Fortunately, he survived this terrorist attack, but the RCMP recognized the seriousness of the situation and asked the media to leave.

From the CP story:

"There's a time and a place for the media," a Mountie told a small knot of print reporters, making it clear the issue was not a matter of security but of communications strategy.

The unnamed officer said he was acting on orders from the PMO.

The reporters were nowhere near the actual caucus meetings, which took place behind a set of closed doors and somewhere down a long hallway in one of the hotel ballrooms. But it was too close for the Conservatives, who set up a media room in a federal building across the street and promised to bring MPs for interviews "where appropriate."

Sandra Buckler, Prime Minister Stephen Harper's director of communications, said the Conservatives - who campaigned on a platform of government accountability to the public - were merely following their own past practice.

"It's quite normal for there to be private areas and then areas where the media are," she said by e-mail.

She suggested reviewing the experiences of reporters at last year's Tory summer caucus in Cornwall, Ont.

"They will tell you there is nothing new here. We provided MPs for commentary, and we are following that same routine this year."
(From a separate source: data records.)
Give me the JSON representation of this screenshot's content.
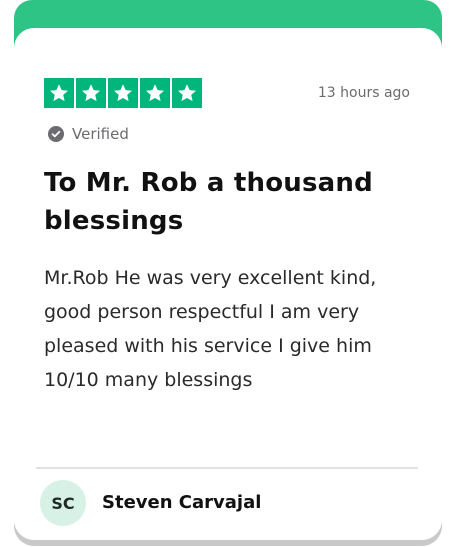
{
  "review": {
    "rating": 5,
    "rating_max": 5,
    "time_ago": "13 hours ago",
    "verified_label": "Verified",
    "title": "To Mr. Rob a thousand blessings",
    "body": "Mr.Rob He was very excellent kind, good person respectful I am very pleased with his service I give him 10/10 many blessings",
    "author": {
      "initials": "SC",
      "name": "Steven Carvajal"
    }
  },
  "colors": {
    "accent": "#2ec486",
    "star_bg": "#00b67a",
    "star_fg": "#ffffff",
    "avatar_bg": "#d8f1e6",
    "muted_text": "#6b6b70"
  },
  "icons": {
    "star": "star-icon",
    "verified": "verified-check-icon"
  }
}
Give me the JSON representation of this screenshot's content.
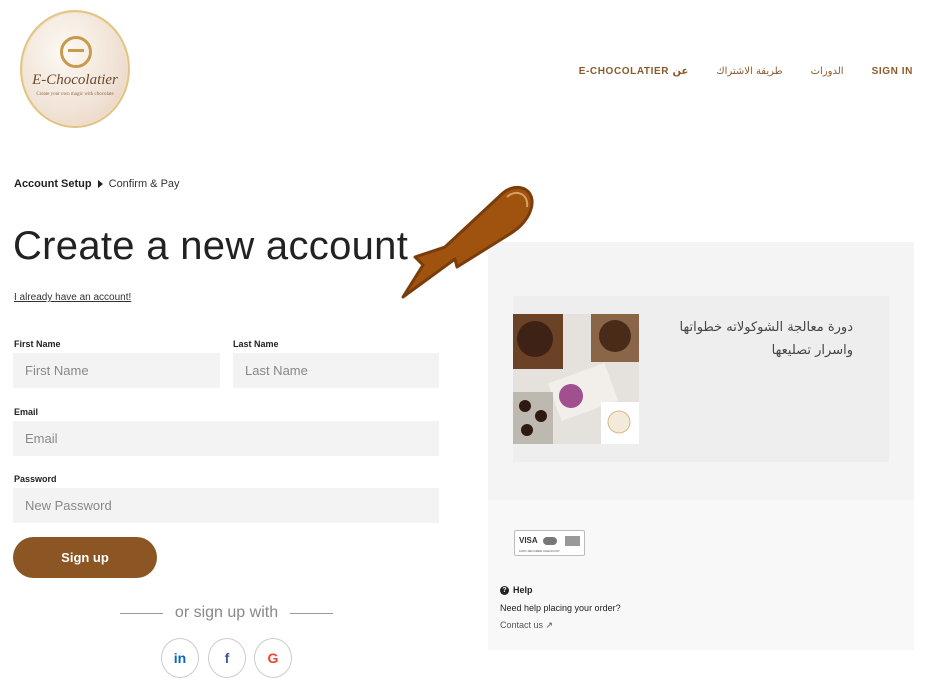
{
  "logo": {
    "name": "E-Chocolatier",
    "tagline": "Create your own magic with chocolate"
  },
  "nav": {
    "about": "E-CHOCOLATIER عن",
    "subscription": "طريقة الاشتراك",
    "courses": "الدورات",
    "signin": "SIGN IN"
  },
  "breadcrumb": {
    "current": "Account Setup",
    "next": "Confirm & Pay"
  },
  "page_title": "Create a new account",
  "have_account": "I already have an account!",
  "form": {
    "first_name_label": "First Name",
    "first_name_placeholder": "First Name",
    "last_name_label": "Last Name",
    "last_name_placeholder": "Last Name",
    "email_label": "Email",
    "email_placeholder": "Email",
    "password_label": "Password",
    "password_placeholder": "New Password",
    "submit": "Sign up"
  },
  "or_signup": "or sign up with",
  "social": {
    "linkedin": "in",
    "facebook": "f",
    "google": "G"
  },
  "course": {
    "title": "دورة معالجة الشوكولاته خطواتها واسرار تصليعها"
  },
  "payment": {
    "brands": "VISA",
    "secure": "100% SECURED CHECKOUT"
  },
  "help": {
    "title": "Help",
    "question": "Need help placing your order?",
    "contact": "Contact us"
  },
  "colors": {
    "accent": "#8b5524",
    "nav": "#8b5a2b",
    "arrow": "#a0520f"
  }
}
She didn't comment on the appropriateness of using the RCMP to keep reporters away.

MP Rahim Jaffer, the national caucus chairman, was one of two of the party's 125 MPs put forward for media interviews on Wednesday, the opening day of the caucus.

After initially stating the media cordon was to keep reporters away from MPs' families, Jaffer said the decision was made by the RCMP on security grounds.

"It's my understanding the RCMP makes its own security assessments," Jaffer said just prior to an evening speech by the prime minister.

Update

The Tories threw open the doors to the news media Thursday morning and allowed filming of them singing O Canada and welcoming Joe Comuzzi.